> On 06/09/2014, Mattis Lind <mattislind at
gmail.com> wrote:
>> What is the experience when it comes to different manufacturer and
> plastic
>> DIP TTL? Which are better, which are worse after 40 years?
On 2014-Sep-06, at 8:31 AM, Sean Caron wrote:
Can I hijack this thread for another IC quality
related question?
I'm in the early stages of trying to restore a ROLM CBX 8000 and I'm
finding that on certain cards; mostly 8550 shelf expanders and 8551
16-channel coders; there are noticeable amounts of TI 7400 series logic
produced in the following facilities:
EL SALVADOR
MALAYSIA
TAIWAN
where the IC leads have experienced, in my opinion, "excessive corrosion".
Date of manufacture on these parts ranges from mid-1970s to early 1980s.
ICs in the switch produced by other vendors e.g. AMD, Mostek, Zilog, Intel,
Rockwell, GI, Signetics, Motorola, OKI, etc as well as passive components
don't seem to really have this problem; leads are free of corrosion; it's
really just 7400 series "little logic" from TI on these two card types,
where the corrosion is occurring.
Has anyone ever seen this sort of thing before? Before I got the unit,
AFAIK, it was stored in a nominally dry-and-out-of-the-elements but not
really climate-controlled storage locker for probably at least a decade or
so. I've had other bits of equipment spend some time (years) in lockers and
never seen any internal corrosion... the corrosion on 8550 and 8551 cards
occurs across all six shelves of the PBX from top to bottom so it doesn't
appear that, say, one part of the PBX was any more exposed to the elements,
corrosive atmosphere, etc.
No meaningful corrosion on the PBX frame, card shelves, terminal strips,
connectors, fuse panel, ... any other metal component, really.

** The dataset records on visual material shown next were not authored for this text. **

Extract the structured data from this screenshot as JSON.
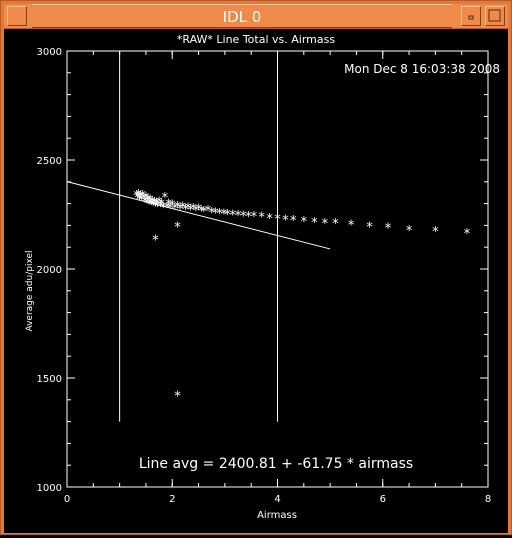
{
  "window": {
    "title": "IDL 0"
  },
  "chart_data": {
    "type": "scatter",
    "title": "*RAW* Line Total vs. Airmass",
    "timestamp": "Mon Dec  8 16:03:38 2008",
    "xlabel": "Airmass",
    "ylabel": "Average adu/pixel",
    "xlim": [
      0,
      8
    ],
    "ylim": [
      1000,
      3000
    ],
    "xticks": [
      "0",
      "2",
      "4",
      "6",
      "8"
    ],
    "yticks": [
      "1000",
      "1500",
      "2000",
      "2500",
      "3000"
    ],
    "grid": false,
    "series": [
      {
        "name": "",
        "marker": "*",
        "points": [
          [
            1.32,
            2340
          ],
          [
            1.34,
            2330
          ],
          [
            1.36,
            2345
          ],
          [
            1.38,
            2322
          ],
          [
            1.4,
            2335
          ],
          [
            1.42,
            2318
          ],
          [
            1.44,
            2340
          ],
          [
            1.46,
            2325
          ],
          [
            1.48,
            2310
          ],
          [
            1.5,
            2330
          ],
          [
            1.52,
            2305
          ],
          [
            1.54,
            2320
          ],
          [
            1.56,
            2300
          ],
          [
            1.58,
            2318
          ],
          [
            1.6,
            2298
          ],
          [
            1.62,
            2312
          ],
          [
            1.64,
            2295
          ],
          [
            1.66,
            2308
          ],
          [
            1.68,
            2292
          ],
          [
            1.7,
            2305
          ],
          [
            1.72,
            2290
          ],
          [
            1.75,
            2310
          ],
          [
            1.78,
            2288
          ],
          [
            1.8,
            2300
          ],
          [
            1.83,
            2285
          ],
          [
            1.86,
            2330
          ],
          [
            1.9,
            2284
          ],
          [
            1.93,
            2300
          ],
          [
            1.96,
            2282
          ],
          [
            2.0,
            2295
          ],
          [
            2.05,
            2280
          ],
          [
            2.1,
            2290
          ],
          [
            2.15,
            2277
          ],
          [
            2.2,
            2286
          ],
          [
            2.25,
            2275
          ],
          [
            2.3,
            2283
          ],
          [
            2.35,
            2272
          ],
          [
            2.4,
            2280
          ],
          [
            2.45,
            2270
          ],
          [
            2.5,
            2278
          ],
          [
            2.55,
            2268
          ],
          [
            2.6,
            2265
          ],
          [
            2.68,
            2270
          ],
          [
            2.75,
            2262
          ],
          [
            2.82,
            2260
          ],
          [
            2.9,
            2258
          ],
          [
            2.98,
            2255
          ],
          [
            3.05,
            2252
          ],
          [
            3.15,
            2250
          ],
          [
            3.25,
            2248
          ],
          [
            3.35,
            2246
          ],
          [
            3.45,
            2244
          ],
          [
            3.55,
            2242
          ],
          [
            3.7,
            2240
          ],
          [
            3.85,
            2235
          ],
          [
            4.0,
            2232
          ],
          [
            4.15,
            2228
          ],
          [
            4.3,
            2225
          ],
          [
            4.5,
            2220
          ],
          [
            4.7,
            2215
          ],
          [
            4.9,
            2212
          ],
          [
            5.1,
            2210
          ],
          [
            5.4,
            2205
          ],
          [
            5.75,
            2195
          ],
          [
            6.1,
            2190
          ],
          [
            6.5,
            2180
          ],
          [
            7.0,
            2175
          ],
          [
            7.6,
            2165
          ],
          [
            1.68,
            2135
          ],
          [
            2.1,
            2195
          ],
          [
            2.1,
            1420
          ]
        ]
      }
    ],
    "fit_line": {
      "intercept": 2400.81,
      "slope": -61.75,
      "x_range": [
        0,
        5
      ]
    },
    "vlines": [
      {
        "x": 1.0,
        "y_range": [
          1300,
          3000
        ]
      },
      {
        "x": 4.0,
        "y_range": [
          1300,
          3000
        ]
      }
    ],
    "annotation": "Line avg = 2400.81 + -61.75 * airmass"
  }
}
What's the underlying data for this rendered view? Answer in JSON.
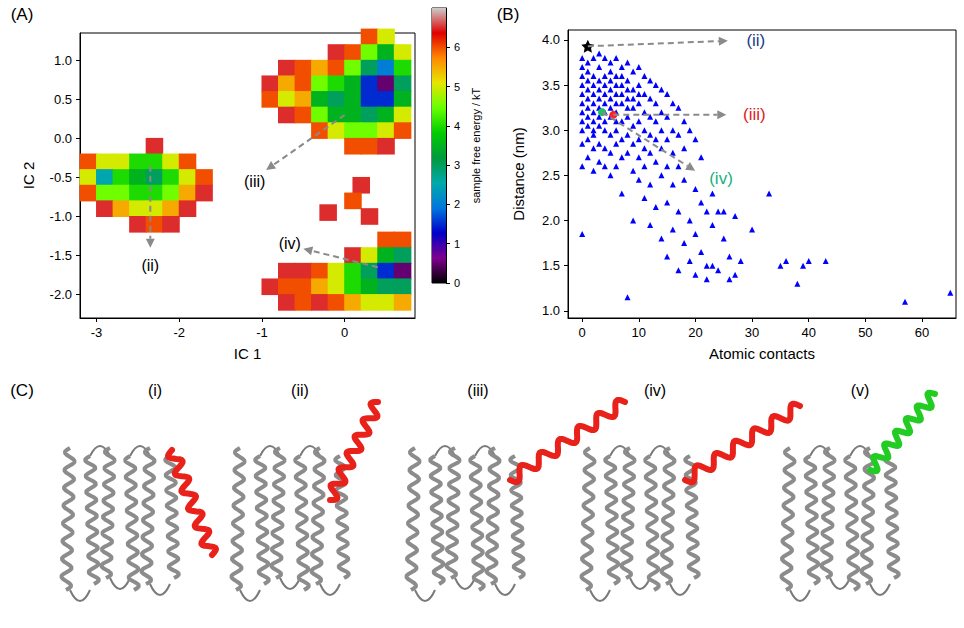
{
  "chart_data": [
    {
      "type": "heatmap",
      "panel": "(A)",
      "x_label": "IC 1",
      "y_label": "IC 2",
      "xlim": [
        -3.2,
        0.85
      ],
      "xticks": [
        -3,
        -2,
        -1,
        0
      ],
      "ylim": [
        -2.3,
        1.35
      ],
      "yticks": [
        {
          "value": -2.0,
          "label": "-2.0"
        },
        {
          "value": -1.5,
          "label": "-1.5"
        },
        {
          "value": -1.0,
          "label": "-1.0"
        },
        {
          "value": -0.5,
          "label": "-0.5"
        },
        {
          "value": 0.0,
          "label": "0.0"
        },
        {
          "value": 0.5,
          "label": "0.5"
        },
        {
          "value": 1.0,
          "label": "1.0"
        }
      ],
      "grid": false,
      "cell_size": [
        0.2,
        0.2
      ],
      "cells": [
        [
          -2.3,
          -0.1,
          6.5
        ],
        [
          -3.1,
          -0.3,
          6
        ],
        [
          -2.9,
          -0.3,
          5
        ],
        [
          -2.7,
          -0.3,
          5
        ],
        [
          -2.5,
          -0.3,
          4
        ],
        [
          -2.3,
          -0.3,
          4
        ],
        [
          -2.1,
          -0.3,
          5
        ],
        [
          -1.9,
          -0.3,
          6
        ],
        [
          -3.1,
          -0.5,
          5
        ],
        [
          -2.9,
          -0.5,
          2.5
        ],
        [
          -2.7,
          -0.5,
          4
        ],
        [
          -2.5,
          -0.5,
          3.5
        ],
        [
          -2.3,
          -0.5,
          3
        ],
        [
          -2.1,
          -0.5,
          4
        ],
        [
          -1.9,
          -0.5,
          5
        ],
        [
          -1.7,
          -0.5,
          6
        ],
        [
          -3.1,
          -0.7,
          6
        ],
        [
          -2.9,
          -0.7,
          4.5
        ],
        [
          -2.7,
          -0.7,
          4.5
        ],
        [
          -2.5,
          -0.7,
          4
        ],
        [
          -2.3,
          -0.7,
          4
        ],
        [
          -2.1,
          -0.7,
          4.5
        ],
        [
          -1.9,
          -0.7,
          5.5
        ],
        [
          -1.7,
          -0.7,
          6.5
        ],
        [
          -2.9,
          -0.9,
          6.5
        ],
        [
          -2.7,
          -0.9,
          5.5
        ],
        [
          -2.5,
          -0.9,
          5
        ],
        [
          -2.3,
          -0.9,
          5
        ],
        [
          -2.1,
          -0.9,
          5.5
        ],
        [
          -1.9,
          -0.9,
          6.5
        ],
        [
          -2.5,
          -1.1,
          6.5
        ],
        [
          -2.3,
          -1.1,
          6
        ],
        [
          -2.1,
          -1.1,
          6.5
        ],
        [
          0.3,
          1.3,
          6
        ],
        [
          0.5,
          1.3,
          5
        ],
        [
          -0.1,
          1.1,
          6.5
        ],
        [
          0.1,
          1.1,
          6
        ],
        [
          0.3,
          1.1,
          4.5
        ],
        [
          0.5,
          1.1,
          3.5
        ],
        [
          0.7,
          1.1,
          5
        ],
        [
          -0.7,
          0.9,
          6.5
        ],
        [
          -0.5,
          0.9,
          6
        ],
        [
          -0.3,
          0.9,
          5.5
        ],
        [
          -0.1,
          0.9,
          6
        ],
        [
          0.1,
          0.9,
          4.5
        ],
        [
          0.3,
          0.9,
          3
        ],
        [
          0.5,
          0.9,
          2
        ],
        [
          0.7,
          0.9,
          4
        ],
        [
          -0.9,
          0.7,
          6.5
        ],
        [
          -0.7,
          0.7,
          5.5
        ],
        [
          -0.5,
          0.7,
          6
        ],
        [
          -0.3,
          0.7,
          4.5
        ],
        [
          -0.1,
          0.7,
          4
        ],
        [
          0.1,
          0.7,
          3.5
        ],
        [
          0.3,
          0.7,
          1.5
        ],
        [
          0.5,
          0.7,
          0.5
        ],
        [
          0.7,
          0.7,
          3
        ],
        [
          -0.9,
          0.5,
          6
        ],
        [
          -0.7,
          0.5,
          5
        ],
        [
          -0.5,
          0.5,
          5.5
        ],
        [
          -0.3,
          0.5,
          3.5
        ],
        [
          -0.1,
          0.5,
          3
        ],
        [
          0.1,
          0.5,
          3.5
        ],
        [
          0.3,
          0.5,
          1.5
        ],
        [
          0.5,
          0.5,
          1.5
        ],
        [
          0.7,
          0.5,
          3.5
        ],
        [
          -0.7,
          0.3,
          6.5
        ],
        [
          -0.5,
          0.3,
          6
        ],
        [
          -0.3,
          0.3,
          4.5
        ],
        [
          -0.1,
          0.3,
          3.5
        ],
        [
          0.1,
          0.3,
          3.5
        ],
        [
          0.3,
          0.3,
          3
        ],
        [
          0.5,
          0.3,
          3.5
        ],
        [
          0.7,
          0.3,
          5
        ],
        [
          -0.3,
          0.1,
          6
        ],
        [
          -0.1,
          0.1,
          5
        ],
        [
          0.1,
          0.1,
          4.5
        ],
        [
          0.3,
          0.1,
          4.5
        ],
        [
          0.5,
          0.1,
          5
        ],
        [
          0.7,
          0.1,
          6
        ],
        [
          0.1,
          -0.1,
          6
        ],
        [
          0.3,
          -0.1,
          6
        ],
        [
          0.5,
          -0.1,
          6.5
        ],
        [
          0.2,
          -0.6,
          6.5
        ],
        [
          0.1,
          -0.8,
          6
        ],
        [
          0.3,
          -1.0,
          6.5
        ],
        [
          -0.2,
          -0.95,
          6.5
        ],
        [
          0.5,
          -1.3,
          6
        ],
        [
          0.7,
          -1.3,
          6
        ],
        [
          0.1,
          -1.5,
          6.5
        ],
        [
          0.3,
          -1.5,
          5
        ],
        [
          0.5,
          -1.5,
          3.5
        ],
        [
          0.7,
          -1.5,
          3
        ],
        [
          -0.7,
          -1.7,
          6.5
        ],
        [
          -0.5,
          -1.7,
          6.5
        ],
        [
          -0.3,
          -1.7,
          6
        ],
        [
          -0.1,
          -1.7,
          5
        ],
        [
          0.1,
          -1.7,
          4
        ],
        [
          0.3,
          -1.7,
          3
        ],
        [
          0.5,
          -1.7,
          1.5
        ],
        [
          0.7,
          -1.7,
          0.5
        ],
        [
          -0.9,
          -1.9,
          6.5
        ],
        [
          -0.7,
          -1.9,
          6
        ],
        [
          -0.5,
          -1.9,
          6
        ],
        [
          -0.3,
          -1.9,
          5.5
        ],
        [
          -0.1,
          -1.9,
          5
        ],
        [
          0.1,
          -1.9,
          4
        ],
        [
          0.3,
          -1.9,
          3.5
        ],
        [
          0.5,
          -1.9,
          3
        ],
        [
          0.7,
          -1.9,
          3
        ],
        [
          -0.7,
          -2.1,
          6.5
        ],
        [
          -0.5,
          -2.1,
          6
        ],
        [
          -0.3,
          -2.1,
          6.5
        ],
        [
          -0.1,
          -2.1,
          6
        ],
        [
          0.1,
          -2.1,
          5.5
        ],
        [
          0.3,
          -2.1,
          5
        ],
        [
          0.5,
          -2.1,
          5
        ],
        [
          0.7,
          -2.1,
          5.5
        ]
      ],
      "colorbar": {
        "label": "sample free energy / kT",
        "range": [
          0,
          7
        ],
        "ticks": [
          0,
          1,
          2,
          3,
          4,
          5,
          6
        ]
      },
      "annotations": [
        {
          "text": "(ii)",
          "x": -2.35,
          "y": -0.35
        },
        {
          "text": "(iii)",
          "x": 0.0,
          "y": 0.3
        },
        {
          "text": "(iv)",
          "x": 0.4,
          "y": -1.65
        }
      ]
    },
    {
      "type": "scatter",
      "panel": "(B)",
      "x_label": "Atomic contacts",
      "y_label": "Distance (nm)",
      "xlim": [
        -2.5,
        66
      ],
      "xticks": [
        0,
        10,
        20,
        30,
        40,
        50,
        60
      ],
      "ylim": [
        0.92,
        4.11
      ],
      "yticks": [
        {
          "value": 1.0,
          "label": "1.0"
        },
        {
          "value": 1.5,
          "label": "1.5"
        },
        {
          "value": 2.0,
          "label": "2.0"
        },
        {
          "value": 2.5,
          "label": "2.5"
        },
        {
          "value": 3.0,
          "label": "3.0"
        },
        {
          "value": 3.5,
          "label": "3.5"
        },
        {
          "value": 4.0,
          "label": "4.0"
        }
      ],
      "grid": false,
      "color": "#0000ff",
      "marker": "triangle",
      "x": [
        0,
        0,
        0,
        0,
        0,
        0,
        0,
        0,
        0,
        0,
        0,
        0,
        1,
        1,
        1,
        1,
        1,
        1,
        1,
        1,
        1,
        1,
        2,
        2,
        2,
        2,
        2,
        2,
        2,
        2,
        2,
        2,
        2,
        3,
        3,
        3,
        3,
        3,
        3,
        3,
        3,
        3,
        3,
        4,
        4,
        4,
        4,
        4,
        4,
        4,
        4,
        4,
        4,
        5,
        5,
        5,
        5,
        5,
        5,
        5,
        5,
        5,
        5,
        6,
        6,
        6,
        6,
        6,
        6,
        6,
        6,
        6,
        6,
        7,
        7,
        7,
        7,
        7,
        7,
        7,
        7,
        7,
        8,
        8,
        8,
        8,
        8,
        8,
        8,
        8,
        8,
        9,
        9,
        9,
        9,
        9,
        9,
        9,
        9,
        10,
        10,
        10,
        10,
        10,
        10,
        10,
        10,
        11,
        11,
        11,
        11,
        11,
        11,
        11,
        12,
        12,
        12,
        12,
        12,
        12,
        12,
        13,
        13,
        13,
        13,
        13,
        13,
        14,
        14,
        14,
        14,
        14,
        14,
        15,
        15,
        15,
        15,
        15,
        15,
        16,
        16,
        16,
        16,
        16,
        17,
        17,
        17,
        17,
        17,
        18,
        18,
        18,
        18,
        19,
        19,
        19,
        19,
        20,
        20,
        20,
        20,
        21,
        21,
        21,
        22,
        22,
        22,
        23,
        23,
        23,
        24,
        24,
        25,
        25,
        26,
        26,
        27,
        27,
        28,
        30,
        33,
        35,
        36,
        38,
        39,
        40,
        43,
        57,
        65
      ],
      "values": [
        3.8,
        3.6,
        3.4,
        3.2,
        3.0,
        2.85,
        2.6,
        1.85,
        3.7,
        3.5,
        3.3,
        3.1,
        3.75,
        3.55,
        3.45,
        3.25,
        3.05,
        2.9,
        2.7,
        3.65,
        3.35,
        3.15,
        3.8,
        3.6,
        3.4,
        3.2,
        3.0,
        2.8,
        3.5,
        3.3,
        3.1,
        2.95,
        2.55,
        3.85,
        3.7,
        3.45,
        3.25,
        3.05,
        2.85,
        2.65,
        3.55,
        3.35,
        3.15,
        3.8,
        3.6,
        3.4,
        3.2,
        3.0,
        2.8,
        2.6,
        3.5,
        3.3,
        3.1,
        3.75,
        3.55,
        3.35,
        3.15,
        2.95,
        2.75,
        3.65,
        3.45,
        3.25,
        2.5,
        3.8,
        3.6,
        3.4,
        3.2,
        3.0,
        2.85,
        2.6,
        3.5,
        3.3,
        3.1,
        3.7,
        3.5,
        3.3,
        3.1,
        2.9,
        2.7,
        3.6,
        3.4,
        2.3,
        3.75,
        3.55,
        3.35,
        3.15,
        2.95,
        2.75,
        3.45,
        3.25,
        1.15,
        3.65,
        3.45,
        3.25,
        3.05,
        2.85,
        2.55,
        3.35,
        2.0,
        3.7,
        3.5,
        3.3,
        3.1,
        2.9,
        2.7,
        3.4,
        2.45,
        3.6,
        3.4,
        3.2,
        3.0,
        2.8,
        2.6,
        2.25,
        3.55,
        3.35,
        3.15,
        2.95,
        2.75,
        2.4,
        1.95,
        3.5,
        3.3,
        3.1,
        2.9,
        2.65,
        2.15,
        3.45,
        3.2,
        3.0,
        2.8,
        2.5,
        1.8,
        3.4,
        3.15,
        2.9,
        2.6,
        2.2,
        1.6,
        3.3,
        3.0,
        2.75,
        2.4,
        1.9,
        3.25,
        2.95,
        2.6,
        2.1,
        1.45,
        3.1,
        2.8,
        2.45,
        1.75,
        3.0,
        2.6,
        2.0,
        1.55,
        2.9,
        2.35,
        1.85,
        1.4,
        2.7,
        2.2,
        1.65,
        2.1,
        1.5,
        1.35,
        2.3,
        1.5,
        1.95,
        2.1,
        1.45,
        1.8,
        2.1,
        1.6,
        1.35,
        1.4,
        2.05,
        1.55,
        1.9,
        2.3,
        1.5,
        1.55,
        1.3,
        1.5,
        1.55,
        1.55,
        1.1,
        1.2
      ],
      "highlights": [
        {
          "text": "(ii)",
          "x": 1,
          "y": 3.93,
          "color": "#000000",
          "marker": "star"
        },
        {
          "text": "(iii)",
          "x": 5.5,
          "y": 3.17,
          "color": "#ff2020",
          "marker": "circle"
        },
        {
          "text": "(iv)",
          "x": 3.5,
          "y": 3.2,
          "color": "#20c060",
          "marker": "circle"
        }
      ]
    }
  ],
  "structures_panel": {
    "panel": "(C)",
    "items": [
      {
        "label": "(i)",
        "color": "#e8221a"
      },
      {
        "label": "(ii)",
        "color": "#e8221a"
      },
      {
        "label": "(iii)",
        "color": "#e8221a"
      },
      {
        "label": "(iv)",
        "color": "#e8221a"
      },
      {
        "label": "(v)",
        "color": "#22cc22"
      }
    ]
  }
}
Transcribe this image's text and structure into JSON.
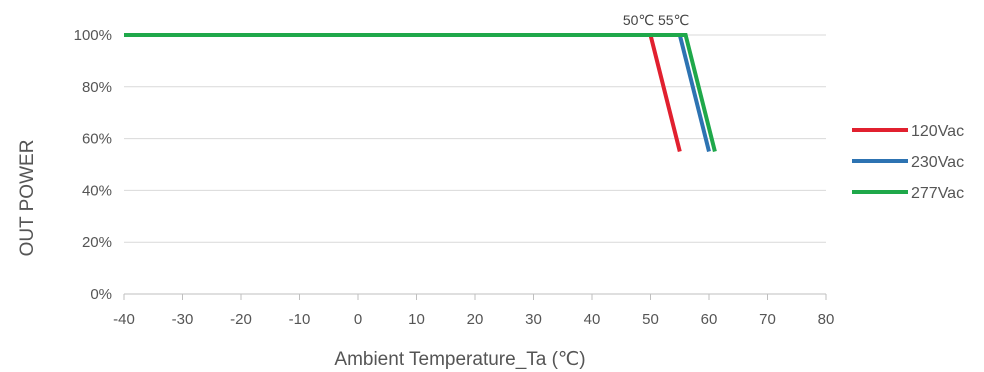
{
  "chart_data": {
    "type": "line",
    "title": "",
    "xlabel": "Ambient Temperature_Ta  (℃)",
    "ylabel": "OUT POWER",
    "xlim": [
      -40,
      80
    ],
    "ylim": [
      0,
      100
    ],
    "x_ticks": [
      -40,
      -30,
      -20,
      -10,
      0,
      10,
      20,
      30,
      40,
      50,
      60,
      70,
      80
    ],
    "x_tick_labels": [
      "-40",
      "-30",
      "-20",
      "-10",
      "0",
      "10",
      "20",
      "30",
      "40",
      "50",
      "60",
      "70",
      "80"
    ],
    "y_ticks": [
      0,
      20,
      40,
      60,
      80,
      100
    ],
    "y_tick_labels": [
      "0%",
      "20%",
      "40%",
      "60%",
      "80%",
      "100%"
    ],
    "grid": "horizontal",
    "legend_position": "right",
    "series": [
      {
        "name": "120Vac",
        "color": "#e1202f",
        "points": [
          [
            -40,
            100
          ],
          [
            50,
            100
          ],
          [
            55,
            55
          ]
        ]
      },
      {
        "name": "230Vac",
        "color": "#2d73b2",
        "points": [
          [
            -40,
            100
          ],
          [
            55,
            100
          ],
          [
            60,
            55
          ]
        ]
      },
      {
        "name": "277Vac",
        "color": "#1fa84a",
        "points": [
          [
            -40,
            100
          ],
          [
            56,
            100
          ],
          [
            61,
            55
          ]
        ]
      }
    ],
    "annotations": [
      {
        "text": "50℃",
        "x": 50
      },
      {
        "text": "55℃",
        "x": 56
      }
    ]
  }
}
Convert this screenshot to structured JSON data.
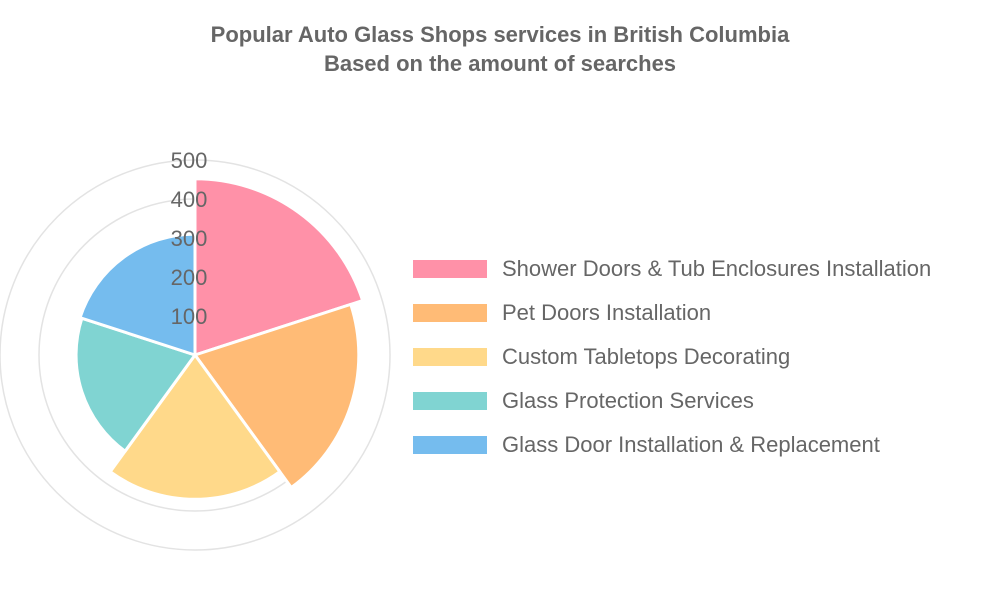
{
  "chart_data": {
    "type": "polar-area",
    "title_lines": [
      "Popular Auto Glass Shops services in British Columbia",
      "Based on the amount of searches"
    ],
    "categories": [
      "Shower Doors & Tub Enclosures Installation",
      "Pet Doors Installation",
      "Custom Tabletops Decorating",
      "Glass Protection Services",
      "Glass Door Installation & Replacement"
    ],
    "values": [
      452,
      420,
      370,
      305,
      310
    ],
    "colors": [
      "#ff91a8",
      "#ffbb76",
      "#ffd98a",
      "#80d4d2",
      "#75bcee"
    ],
    "r_ticks": [
      100,
      200,
      300,
      400,
      500
    ],
    "r_max": 500,
    "legend_position": "right",
    "grid": true
  }
}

Was TI cheaping out on the metal used for package leads for a little while
there, or ??
To my observation, the answer there is yes and no.
Some plastic TI TTL ICs from a period somewhere around the mid/late-70s were manufactured
with steel pins that corrode underneath the plating. They might look fine but simply fall
off with the slightest stress, or develop intermittent conductivity.
But with that said, a lot of TI ICs from around then show discolouring on the pins that
looks horrible and suspect, but the discolouring doesn't necessarily imply the
corrosion underneath. I believe the visible discolouring was (often) just oxide of the
silver final plating of the pins. It shows up on TI because they were the only ones doing
that plating.
I think the TI steel-pin rot is the only wide-spread IC fault I've really correlated
to a particular manufacturer/period, and I don't know whether it was company-wide or
production that came out of maybe just one of their plants. (It can occur with other
manufacturer's steel pins but then it seems to be more a result of particularly bad
environmental/storage conditions of the machine and not really a surprise.)
When it comes to plastic, well, there were reasons ceramic was an option.